Regardless of the government’s undoubted problems over Brexit, the last few days have demonstrated that Labour also faces acute difficulties. The government’s defeat in the High Court last Thursday on the invocation of Article 50 has energised supporters of EU membership. For all the talk of constitutional procedures and parliamentary sovereignty, there can be little doubt that many “Remainers” hope to use the ruling as the basis for a war of attrition either to achieve a “soft Brexit” or possibly to avert Brexit altogether.
That might have been expected to embolden the Labour Party, all of whose leading figures campaigned for “Remain” in the referendum. In fact, Labour has once again wobbled on Article 50 and struggled to produce a coherent line.

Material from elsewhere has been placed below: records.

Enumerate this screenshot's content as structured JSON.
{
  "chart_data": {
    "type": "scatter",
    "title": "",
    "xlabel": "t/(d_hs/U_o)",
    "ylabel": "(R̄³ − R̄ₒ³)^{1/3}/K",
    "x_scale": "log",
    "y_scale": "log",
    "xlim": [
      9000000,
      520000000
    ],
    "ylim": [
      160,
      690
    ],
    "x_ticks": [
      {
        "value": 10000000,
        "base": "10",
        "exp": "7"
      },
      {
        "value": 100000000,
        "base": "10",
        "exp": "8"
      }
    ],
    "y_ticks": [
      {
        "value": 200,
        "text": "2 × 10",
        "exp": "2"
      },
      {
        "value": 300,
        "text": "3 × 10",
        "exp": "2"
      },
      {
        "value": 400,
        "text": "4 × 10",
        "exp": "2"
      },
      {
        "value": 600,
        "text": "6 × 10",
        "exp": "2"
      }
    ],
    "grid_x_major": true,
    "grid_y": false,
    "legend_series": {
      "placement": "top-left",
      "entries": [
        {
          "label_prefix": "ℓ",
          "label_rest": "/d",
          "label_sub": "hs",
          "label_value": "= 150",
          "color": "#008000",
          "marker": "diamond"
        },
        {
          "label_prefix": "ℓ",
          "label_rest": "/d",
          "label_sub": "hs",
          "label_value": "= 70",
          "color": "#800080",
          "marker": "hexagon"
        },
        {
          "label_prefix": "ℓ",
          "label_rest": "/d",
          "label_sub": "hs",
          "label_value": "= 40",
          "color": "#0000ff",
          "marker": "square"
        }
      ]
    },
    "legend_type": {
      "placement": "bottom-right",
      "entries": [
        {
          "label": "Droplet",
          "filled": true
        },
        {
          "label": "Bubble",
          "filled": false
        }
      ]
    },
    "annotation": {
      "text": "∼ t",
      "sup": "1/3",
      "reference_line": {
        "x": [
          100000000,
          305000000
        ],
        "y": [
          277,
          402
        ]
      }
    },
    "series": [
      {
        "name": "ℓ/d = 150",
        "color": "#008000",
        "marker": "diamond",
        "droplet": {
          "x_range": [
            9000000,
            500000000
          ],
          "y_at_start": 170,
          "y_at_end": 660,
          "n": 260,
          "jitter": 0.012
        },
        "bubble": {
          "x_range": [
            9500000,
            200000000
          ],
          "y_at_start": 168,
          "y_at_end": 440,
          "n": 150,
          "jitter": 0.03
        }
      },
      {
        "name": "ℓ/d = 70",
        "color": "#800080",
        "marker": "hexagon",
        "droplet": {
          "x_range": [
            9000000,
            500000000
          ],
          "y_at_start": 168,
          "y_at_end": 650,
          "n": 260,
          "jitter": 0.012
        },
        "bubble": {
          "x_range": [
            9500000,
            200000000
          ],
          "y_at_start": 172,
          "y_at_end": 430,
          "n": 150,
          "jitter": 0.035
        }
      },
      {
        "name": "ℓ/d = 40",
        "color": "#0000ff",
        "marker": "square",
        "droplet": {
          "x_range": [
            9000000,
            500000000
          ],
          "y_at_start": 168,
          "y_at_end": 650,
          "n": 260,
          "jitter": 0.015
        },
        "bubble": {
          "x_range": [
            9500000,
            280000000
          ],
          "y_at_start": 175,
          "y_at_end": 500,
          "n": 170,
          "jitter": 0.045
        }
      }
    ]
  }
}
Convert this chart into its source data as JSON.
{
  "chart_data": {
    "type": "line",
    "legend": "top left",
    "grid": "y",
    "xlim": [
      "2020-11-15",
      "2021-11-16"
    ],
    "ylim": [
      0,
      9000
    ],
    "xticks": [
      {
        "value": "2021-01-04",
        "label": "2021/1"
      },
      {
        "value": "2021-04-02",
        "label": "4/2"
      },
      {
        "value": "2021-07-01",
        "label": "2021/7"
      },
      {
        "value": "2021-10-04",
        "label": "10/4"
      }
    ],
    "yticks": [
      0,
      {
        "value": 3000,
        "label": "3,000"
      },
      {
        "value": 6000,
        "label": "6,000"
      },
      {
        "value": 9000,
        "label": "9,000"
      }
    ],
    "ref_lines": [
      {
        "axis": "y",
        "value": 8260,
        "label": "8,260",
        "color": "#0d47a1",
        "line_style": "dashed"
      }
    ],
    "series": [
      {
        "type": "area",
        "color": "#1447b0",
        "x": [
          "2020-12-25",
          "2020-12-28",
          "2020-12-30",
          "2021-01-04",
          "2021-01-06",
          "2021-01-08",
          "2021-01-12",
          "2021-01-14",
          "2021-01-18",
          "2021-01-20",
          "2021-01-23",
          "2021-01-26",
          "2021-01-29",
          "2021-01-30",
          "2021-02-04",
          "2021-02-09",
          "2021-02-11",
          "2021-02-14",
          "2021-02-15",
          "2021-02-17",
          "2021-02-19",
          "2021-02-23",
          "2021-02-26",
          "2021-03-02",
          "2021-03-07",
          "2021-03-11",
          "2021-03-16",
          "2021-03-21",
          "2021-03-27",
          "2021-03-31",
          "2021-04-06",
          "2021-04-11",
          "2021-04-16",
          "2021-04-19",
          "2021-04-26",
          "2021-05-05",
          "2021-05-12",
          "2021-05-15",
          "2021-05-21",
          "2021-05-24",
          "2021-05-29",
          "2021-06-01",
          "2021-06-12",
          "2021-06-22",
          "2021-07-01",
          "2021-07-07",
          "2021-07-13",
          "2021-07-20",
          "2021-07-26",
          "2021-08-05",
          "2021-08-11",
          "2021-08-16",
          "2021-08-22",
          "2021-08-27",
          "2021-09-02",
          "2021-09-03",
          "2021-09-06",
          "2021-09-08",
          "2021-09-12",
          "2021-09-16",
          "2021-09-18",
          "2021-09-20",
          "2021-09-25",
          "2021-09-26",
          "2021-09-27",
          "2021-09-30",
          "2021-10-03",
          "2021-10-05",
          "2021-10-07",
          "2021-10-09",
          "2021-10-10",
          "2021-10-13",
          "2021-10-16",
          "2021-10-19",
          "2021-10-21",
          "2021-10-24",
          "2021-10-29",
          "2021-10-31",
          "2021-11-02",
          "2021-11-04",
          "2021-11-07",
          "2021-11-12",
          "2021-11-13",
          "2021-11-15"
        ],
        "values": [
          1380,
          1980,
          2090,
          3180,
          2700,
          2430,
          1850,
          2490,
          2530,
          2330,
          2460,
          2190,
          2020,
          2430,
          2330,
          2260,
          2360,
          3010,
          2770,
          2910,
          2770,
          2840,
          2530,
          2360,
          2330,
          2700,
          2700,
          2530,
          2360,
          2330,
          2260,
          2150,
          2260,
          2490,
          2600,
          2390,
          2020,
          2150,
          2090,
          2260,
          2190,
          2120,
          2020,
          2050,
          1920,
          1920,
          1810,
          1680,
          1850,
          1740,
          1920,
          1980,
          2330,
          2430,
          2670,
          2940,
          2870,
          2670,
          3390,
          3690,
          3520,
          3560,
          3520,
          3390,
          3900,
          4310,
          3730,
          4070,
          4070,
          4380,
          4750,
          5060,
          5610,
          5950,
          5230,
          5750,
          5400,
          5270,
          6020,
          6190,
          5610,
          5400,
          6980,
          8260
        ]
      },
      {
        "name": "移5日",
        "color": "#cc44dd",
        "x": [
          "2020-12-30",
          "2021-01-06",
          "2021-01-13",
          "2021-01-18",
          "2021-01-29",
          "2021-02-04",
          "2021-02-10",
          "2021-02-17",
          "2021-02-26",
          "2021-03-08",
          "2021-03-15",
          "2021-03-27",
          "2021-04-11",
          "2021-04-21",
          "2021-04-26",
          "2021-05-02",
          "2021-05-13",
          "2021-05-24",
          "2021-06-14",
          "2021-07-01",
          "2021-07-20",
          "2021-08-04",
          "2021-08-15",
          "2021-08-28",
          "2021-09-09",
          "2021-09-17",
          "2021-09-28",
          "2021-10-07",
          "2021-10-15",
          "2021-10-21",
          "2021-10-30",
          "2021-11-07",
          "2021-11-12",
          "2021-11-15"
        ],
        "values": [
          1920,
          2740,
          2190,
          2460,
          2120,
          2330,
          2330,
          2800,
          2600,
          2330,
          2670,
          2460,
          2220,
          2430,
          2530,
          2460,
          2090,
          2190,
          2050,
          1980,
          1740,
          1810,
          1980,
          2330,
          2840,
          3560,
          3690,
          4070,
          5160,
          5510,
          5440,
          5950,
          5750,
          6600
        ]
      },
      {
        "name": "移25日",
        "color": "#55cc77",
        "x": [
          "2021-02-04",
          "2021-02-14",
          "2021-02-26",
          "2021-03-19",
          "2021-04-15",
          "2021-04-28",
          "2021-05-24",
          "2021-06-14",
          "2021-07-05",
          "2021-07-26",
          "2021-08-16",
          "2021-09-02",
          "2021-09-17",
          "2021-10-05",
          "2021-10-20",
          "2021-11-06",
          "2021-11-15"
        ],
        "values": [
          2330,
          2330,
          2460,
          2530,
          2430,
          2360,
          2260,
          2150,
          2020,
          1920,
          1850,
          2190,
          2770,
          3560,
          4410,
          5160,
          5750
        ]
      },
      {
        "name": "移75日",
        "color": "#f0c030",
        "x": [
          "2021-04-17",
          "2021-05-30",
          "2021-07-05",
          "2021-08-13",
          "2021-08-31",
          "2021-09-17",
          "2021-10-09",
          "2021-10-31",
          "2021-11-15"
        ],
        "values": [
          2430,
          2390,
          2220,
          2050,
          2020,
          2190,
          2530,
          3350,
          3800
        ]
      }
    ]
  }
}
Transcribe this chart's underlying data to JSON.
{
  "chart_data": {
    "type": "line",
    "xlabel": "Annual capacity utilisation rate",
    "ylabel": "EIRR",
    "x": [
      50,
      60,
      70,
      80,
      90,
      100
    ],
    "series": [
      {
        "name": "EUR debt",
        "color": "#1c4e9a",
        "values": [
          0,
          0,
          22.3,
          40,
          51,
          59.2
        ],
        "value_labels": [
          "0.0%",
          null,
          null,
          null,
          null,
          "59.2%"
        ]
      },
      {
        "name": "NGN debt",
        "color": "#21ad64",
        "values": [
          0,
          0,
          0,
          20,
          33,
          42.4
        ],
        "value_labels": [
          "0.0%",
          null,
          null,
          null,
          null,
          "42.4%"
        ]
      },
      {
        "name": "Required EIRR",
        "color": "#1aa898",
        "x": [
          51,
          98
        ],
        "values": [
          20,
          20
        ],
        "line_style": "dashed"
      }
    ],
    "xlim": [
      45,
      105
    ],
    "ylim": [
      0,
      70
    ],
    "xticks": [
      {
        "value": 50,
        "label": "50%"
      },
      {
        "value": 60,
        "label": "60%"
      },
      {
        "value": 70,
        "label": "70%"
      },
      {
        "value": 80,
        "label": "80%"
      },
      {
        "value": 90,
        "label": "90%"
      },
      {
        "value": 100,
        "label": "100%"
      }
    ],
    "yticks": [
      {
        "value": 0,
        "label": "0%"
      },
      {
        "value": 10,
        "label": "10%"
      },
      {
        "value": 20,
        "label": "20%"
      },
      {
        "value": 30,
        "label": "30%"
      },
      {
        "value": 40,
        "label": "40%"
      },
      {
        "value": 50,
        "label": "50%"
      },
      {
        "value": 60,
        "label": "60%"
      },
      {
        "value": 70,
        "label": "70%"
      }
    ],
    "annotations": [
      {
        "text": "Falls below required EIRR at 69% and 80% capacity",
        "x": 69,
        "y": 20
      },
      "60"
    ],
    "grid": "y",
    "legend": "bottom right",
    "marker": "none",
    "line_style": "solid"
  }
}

The day after the referendum in June, Jeremy Corbyn seemingly demanded the immediate invocation of Article 50, only to back down a month later saying, “I may not have put that as well as I should have done.” Following the court case last week, he gave an interview to the Sunday Mirror, in which he set out four “Brexit bottom lines,” including full access to the Single Market, protection of workers’ rights, safeguards for consumers and the environment, and a promise that Britain will pick up the shortfall left by the loss of EU investment. Corbyn’s intervention was widely interpreted by the media to mean that, if the government failed to deliver on these areas, Labour would vote against invoking Article 50, possibly leading to an early election.
That position was “clarified” later on Sunday by Corbyn’s deputy, Tom Watson, who told BBC Radio Five that Labour wanted the government to be held accountable in parliament. But he added: “We’re not going to hold this up. The British people have spoken and Article 50 will be triggered when it comes to Westminster.” On Monday, the shadow Brexit Secretary, Keir Starmer, echoed Watson’s position. In an article for the Guardian he wrote: “there is a mandate to leave [the EU] and Labour will not frustrate it by voting down Article 50. But there is no mandate for the terms upon which we exit, and the stakes are too high for the prime minister to decide this by herself.”